Some Anemic Defenses of Trump’s Tweets
In regards to the recent Trump Tweets about Mika Brzenski, Secretary of Transportation Elaine Chao offers the following pathetic defense:
“The president is a citizen as well, and he says what he wants to say,” Chao said at the Aspen Ideas Festival, which is co-hosted by The Aspen Institute and The Atlantic. “I think one of the things that’s important is that you have to take a look at his actions, and to a certain … segment [of Americans] the country was too dependent on government. It was going in a direction that they disagreed with, and so he [Trump] was able to touch a chord with a great number of people who felt that somehow this country needed to have their voices heard.”

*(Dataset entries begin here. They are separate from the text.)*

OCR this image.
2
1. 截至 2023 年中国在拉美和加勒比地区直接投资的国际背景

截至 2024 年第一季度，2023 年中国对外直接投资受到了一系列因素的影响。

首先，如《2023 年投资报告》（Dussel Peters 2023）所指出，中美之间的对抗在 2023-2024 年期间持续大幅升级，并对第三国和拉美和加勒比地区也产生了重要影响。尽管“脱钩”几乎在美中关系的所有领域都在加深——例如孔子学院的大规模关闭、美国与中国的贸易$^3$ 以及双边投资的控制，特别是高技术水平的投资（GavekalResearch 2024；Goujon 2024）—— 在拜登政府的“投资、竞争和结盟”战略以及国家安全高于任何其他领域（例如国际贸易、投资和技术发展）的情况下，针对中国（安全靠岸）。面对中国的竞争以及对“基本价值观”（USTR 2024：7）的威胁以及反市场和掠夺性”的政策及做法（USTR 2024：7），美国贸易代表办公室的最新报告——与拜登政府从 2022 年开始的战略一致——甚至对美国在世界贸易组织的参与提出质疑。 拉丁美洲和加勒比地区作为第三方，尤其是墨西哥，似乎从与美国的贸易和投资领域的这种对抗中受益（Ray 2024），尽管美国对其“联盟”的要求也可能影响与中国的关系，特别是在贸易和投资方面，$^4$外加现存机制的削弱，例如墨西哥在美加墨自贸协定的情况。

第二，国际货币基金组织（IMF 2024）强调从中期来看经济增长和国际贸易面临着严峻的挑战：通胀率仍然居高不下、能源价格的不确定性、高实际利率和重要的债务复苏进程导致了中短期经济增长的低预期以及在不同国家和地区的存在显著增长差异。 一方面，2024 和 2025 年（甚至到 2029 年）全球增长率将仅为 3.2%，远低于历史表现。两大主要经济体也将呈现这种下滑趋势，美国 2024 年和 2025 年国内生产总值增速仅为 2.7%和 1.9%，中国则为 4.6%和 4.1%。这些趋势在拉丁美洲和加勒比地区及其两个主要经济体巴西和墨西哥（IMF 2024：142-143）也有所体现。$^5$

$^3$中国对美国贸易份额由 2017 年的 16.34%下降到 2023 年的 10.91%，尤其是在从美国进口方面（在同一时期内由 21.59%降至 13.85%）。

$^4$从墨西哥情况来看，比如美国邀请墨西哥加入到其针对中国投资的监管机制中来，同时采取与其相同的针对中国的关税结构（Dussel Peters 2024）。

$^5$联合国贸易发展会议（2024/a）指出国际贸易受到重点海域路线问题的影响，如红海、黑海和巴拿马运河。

Chao, who said she did not agree with Trump’s comments, added the president’s remarks may be unfiltered because isn’t a politician.
“He’s not in politics, and so he’s not used to the usual restraints that people in public service have,” she said. “He’s new. He will adapt and he will learn.”
I have three immediate responses:
First, this is not about being a politician or not being a politician, it is about decent human behavior and acting like an adult, not a spoiled child.
Second, if one has navigated a year-campaign to be elected president of the United States, guess what: that makes one a politician. The problem is not that President Trump is not a politician, it is the type of politics that he practices, which includes personal attacks of this nature.
Third, no he won’t learn. This is clear: he is who he is, and he is not going to change.
In terms of lame defenses, this reminds me of Newt Gingrich’s recent defense in regards to Trumps “bluff” over the “tapes”:
“I think he was, in his way, instinctively trying to rattle Comey,” Gingrich told The Associated Press.
“He’s not a professional politician. He doesn’t come back and think about Nixon and Watergate. His instinct is: ‘I’ll outbluff you.’ “
First, it is stunning to assume that an American of Trump’s age, regardless of profession, wouldn’t see the Nixon/Watergate connection here.
Second, this is yet another very of the odd not-a-politician defense, because it assumes that being a non-politician means one can be an ass in public. This is a weird line of reasoning. (And, again, while Trump was recently a non-politician, he is now a politician by definition).
Worse than Trump’s behavior are the sycophants and hangers-on who excuse this type of behavior because it profits them.